Saunders felt the program failed to highlight that various Caribbean nations have implemented strict due diligence mechanisms designed to limit, if not eliminate, the exploitation of their programs by individuals outside the law.
He also felt the real reason behind the implementation of CIPs was not properly explained, and simply put down to the economies of the countries being ‘cash starved’.
‘All of the Caribbean countries involved with citizenship by investment programmes have come to them by necessity,” Saunders wrote.

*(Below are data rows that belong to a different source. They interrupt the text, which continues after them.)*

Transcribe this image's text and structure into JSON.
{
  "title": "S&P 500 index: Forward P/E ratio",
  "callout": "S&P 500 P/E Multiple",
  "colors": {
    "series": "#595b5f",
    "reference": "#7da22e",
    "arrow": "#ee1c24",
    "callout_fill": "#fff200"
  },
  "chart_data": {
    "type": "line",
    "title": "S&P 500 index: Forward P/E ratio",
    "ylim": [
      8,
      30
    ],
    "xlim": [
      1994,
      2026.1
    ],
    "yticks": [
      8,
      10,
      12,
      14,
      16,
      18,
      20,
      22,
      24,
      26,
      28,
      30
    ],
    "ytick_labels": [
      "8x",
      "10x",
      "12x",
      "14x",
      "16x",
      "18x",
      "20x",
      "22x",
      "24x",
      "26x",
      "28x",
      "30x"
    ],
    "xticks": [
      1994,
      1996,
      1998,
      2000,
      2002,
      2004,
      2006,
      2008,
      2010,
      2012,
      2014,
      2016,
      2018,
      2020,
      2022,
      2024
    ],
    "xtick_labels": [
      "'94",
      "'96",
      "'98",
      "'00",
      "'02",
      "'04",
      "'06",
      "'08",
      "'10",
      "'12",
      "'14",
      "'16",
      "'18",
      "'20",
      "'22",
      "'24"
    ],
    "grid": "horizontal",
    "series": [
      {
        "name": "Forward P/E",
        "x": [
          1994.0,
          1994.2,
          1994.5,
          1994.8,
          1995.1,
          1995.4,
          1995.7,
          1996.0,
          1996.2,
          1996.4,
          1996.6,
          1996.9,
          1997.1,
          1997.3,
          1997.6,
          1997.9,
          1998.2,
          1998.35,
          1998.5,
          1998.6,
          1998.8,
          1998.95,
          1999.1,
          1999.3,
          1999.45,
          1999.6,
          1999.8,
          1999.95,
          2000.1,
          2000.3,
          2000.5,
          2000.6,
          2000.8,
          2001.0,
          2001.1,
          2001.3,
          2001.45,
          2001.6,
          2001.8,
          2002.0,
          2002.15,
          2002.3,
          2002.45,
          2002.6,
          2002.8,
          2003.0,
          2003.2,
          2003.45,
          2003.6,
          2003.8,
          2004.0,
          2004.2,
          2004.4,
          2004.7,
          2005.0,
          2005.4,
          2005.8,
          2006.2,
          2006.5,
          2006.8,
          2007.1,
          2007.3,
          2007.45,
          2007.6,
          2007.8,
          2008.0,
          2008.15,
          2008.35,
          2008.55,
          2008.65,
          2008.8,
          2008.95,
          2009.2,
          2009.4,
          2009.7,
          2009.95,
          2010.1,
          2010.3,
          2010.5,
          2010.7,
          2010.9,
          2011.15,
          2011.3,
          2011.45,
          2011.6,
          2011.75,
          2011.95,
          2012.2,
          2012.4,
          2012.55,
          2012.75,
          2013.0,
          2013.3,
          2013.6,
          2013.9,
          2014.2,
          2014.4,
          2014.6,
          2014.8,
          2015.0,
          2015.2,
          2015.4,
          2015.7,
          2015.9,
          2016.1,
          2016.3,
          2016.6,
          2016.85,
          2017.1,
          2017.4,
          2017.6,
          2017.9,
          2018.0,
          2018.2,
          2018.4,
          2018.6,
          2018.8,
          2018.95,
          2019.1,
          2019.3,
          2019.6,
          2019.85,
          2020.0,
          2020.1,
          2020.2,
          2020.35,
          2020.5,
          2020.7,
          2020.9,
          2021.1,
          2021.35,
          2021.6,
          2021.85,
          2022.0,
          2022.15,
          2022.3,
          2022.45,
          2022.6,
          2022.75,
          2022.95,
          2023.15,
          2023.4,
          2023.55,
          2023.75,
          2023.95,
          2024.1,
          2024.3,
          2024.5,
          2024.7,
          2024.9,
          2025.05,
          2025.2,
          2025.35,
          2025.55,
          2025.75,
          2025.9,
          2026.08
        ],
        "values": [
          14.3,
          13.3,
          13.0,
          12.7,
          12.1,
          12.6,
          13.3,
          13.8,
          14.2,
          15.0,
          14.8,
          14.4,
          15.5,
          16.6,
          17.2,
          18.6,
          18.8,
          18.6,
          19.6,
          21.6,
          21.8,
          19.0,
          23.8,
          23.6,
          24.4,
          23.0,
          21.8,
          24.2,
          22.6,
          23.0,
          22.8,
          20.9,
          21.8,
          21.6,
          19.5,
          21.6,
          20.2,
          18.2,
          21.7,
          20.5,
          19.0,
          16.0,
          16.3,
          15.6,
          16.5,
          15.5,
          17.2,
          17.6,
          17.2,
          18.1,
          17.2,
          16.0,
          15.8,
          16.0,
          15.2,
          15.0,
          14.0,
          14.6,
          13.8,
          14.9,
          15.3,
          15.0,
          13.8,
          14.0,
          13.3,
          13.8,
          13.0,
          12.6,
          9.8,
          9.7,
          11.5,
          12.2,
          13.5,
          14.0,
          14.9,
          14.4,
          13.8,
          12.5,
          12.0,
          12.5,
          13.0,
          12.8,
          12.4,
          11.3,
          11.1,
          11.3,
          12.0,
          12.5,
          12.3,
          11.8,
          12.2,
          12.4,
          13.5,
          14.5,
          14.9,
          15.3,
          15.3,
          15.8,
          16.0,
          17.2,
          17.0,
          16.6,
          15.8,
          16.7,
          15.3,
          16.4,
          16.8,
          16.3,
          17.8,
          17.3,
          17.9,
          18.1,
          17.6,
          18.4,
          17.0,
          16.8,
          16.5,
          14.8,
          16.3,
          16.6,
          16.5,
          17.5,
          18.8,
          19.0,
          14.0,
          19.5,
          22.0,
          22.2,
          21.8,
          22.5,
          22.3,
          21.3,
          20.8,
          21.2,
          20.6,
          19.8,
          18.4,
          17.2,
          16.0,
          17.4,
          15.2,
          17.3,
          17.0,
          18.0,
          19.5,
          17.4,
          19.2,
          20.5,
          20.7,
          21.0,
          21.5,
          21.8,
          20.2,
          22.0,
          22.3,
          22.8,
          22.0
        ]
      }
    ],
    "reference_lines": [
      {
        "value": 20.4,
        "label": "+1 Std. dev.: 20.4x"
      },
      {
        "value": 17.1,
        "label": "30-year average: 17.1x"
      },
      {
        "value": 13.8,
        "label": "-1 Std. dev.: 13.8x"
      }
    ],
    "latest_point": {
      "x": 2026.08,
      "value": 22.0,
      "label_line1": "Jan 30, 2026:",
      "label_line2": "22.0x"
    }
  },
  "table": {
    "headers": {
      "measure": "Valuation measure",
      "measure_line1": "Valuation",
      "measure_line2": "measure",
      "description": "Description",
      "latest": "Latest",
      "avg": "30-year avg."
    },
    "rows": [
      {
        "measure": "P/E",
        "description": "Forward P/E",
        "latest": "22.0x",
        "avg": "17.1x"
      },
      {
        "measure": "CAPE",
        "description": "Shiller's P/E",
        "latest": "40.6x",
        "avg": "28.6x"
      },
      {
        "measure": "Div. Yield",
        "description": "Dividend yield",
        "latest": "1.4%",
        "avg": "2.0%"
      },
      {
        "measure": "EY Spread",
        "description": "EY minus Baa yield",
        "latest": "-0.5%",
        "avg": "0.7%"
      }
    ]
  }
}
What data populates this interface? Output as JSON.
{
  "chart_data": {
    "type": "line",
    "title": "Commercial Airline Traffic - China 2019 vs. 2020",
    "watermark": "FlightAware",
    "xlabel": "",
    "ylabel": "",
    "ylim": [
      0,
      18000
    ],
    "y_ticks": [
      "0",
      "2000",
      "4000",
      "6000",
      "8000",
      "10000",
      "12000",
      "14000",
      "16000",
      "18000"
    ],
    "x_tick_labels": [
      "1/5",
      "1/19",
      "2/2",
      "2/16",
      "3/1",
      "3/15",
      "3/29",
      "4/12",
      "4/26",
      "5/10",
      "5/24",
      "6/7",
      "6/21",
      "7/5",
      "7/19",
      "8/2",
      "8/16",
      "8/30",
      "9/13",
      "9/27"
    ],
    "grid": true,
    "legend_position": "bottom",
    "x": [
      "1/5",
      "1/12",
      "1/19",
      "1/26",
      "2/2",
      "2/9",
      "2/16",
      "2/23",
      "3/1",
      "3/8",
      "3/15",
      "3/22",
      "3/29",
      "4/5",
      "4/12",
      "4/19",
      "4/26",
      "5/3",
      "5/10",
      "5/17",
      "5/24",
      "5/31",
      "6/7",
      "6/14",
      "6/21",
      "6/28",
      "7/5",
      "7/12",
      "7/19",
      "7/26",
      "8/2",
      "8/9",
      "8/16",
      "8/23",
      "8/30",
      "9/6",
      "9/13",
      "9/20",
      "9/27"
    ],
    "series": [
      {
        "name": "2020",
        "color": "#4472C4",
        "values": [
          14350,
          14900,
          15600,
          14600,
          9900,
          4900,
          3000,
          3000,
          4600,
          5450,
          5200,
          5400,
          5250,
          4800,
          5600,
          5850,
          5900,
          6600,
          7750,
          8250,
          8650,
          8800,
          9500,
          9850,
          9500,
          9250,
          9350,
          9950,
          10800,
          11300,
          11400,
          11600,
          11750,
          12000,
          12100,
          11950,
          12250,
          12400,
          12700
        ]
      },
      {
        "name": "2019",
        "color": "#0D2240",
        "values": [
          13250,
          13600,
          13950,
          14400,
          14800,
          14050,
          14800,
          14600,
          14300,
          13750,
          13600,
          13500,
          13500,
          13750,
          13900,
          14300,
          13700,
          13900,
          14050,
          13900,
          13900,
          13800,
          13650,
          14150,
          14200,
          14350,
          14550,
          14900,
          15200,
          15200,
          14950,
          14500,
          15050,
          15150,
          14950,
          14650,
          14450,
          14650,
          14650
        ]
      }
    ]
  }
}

“Poor terms of trade, vulnerability to financial down-turns in North America and Europe from where most of their tourists come, declining aid, persistent natural disasters and no access to concessional financing from international financial institutions, have forced them to be creative in raising revenues.
“They are all faced with fiscal deficits, high debt and an international environment that is unresponsive to their predicament”.
He also highlighted that the program failed to mention some of the programs run by more major countries including the U.S. (EB-5), Canada (QIIP) and the UK (Tier 1 Investor). While these programs offer permanent residency, they can lead to citizenship in the long term.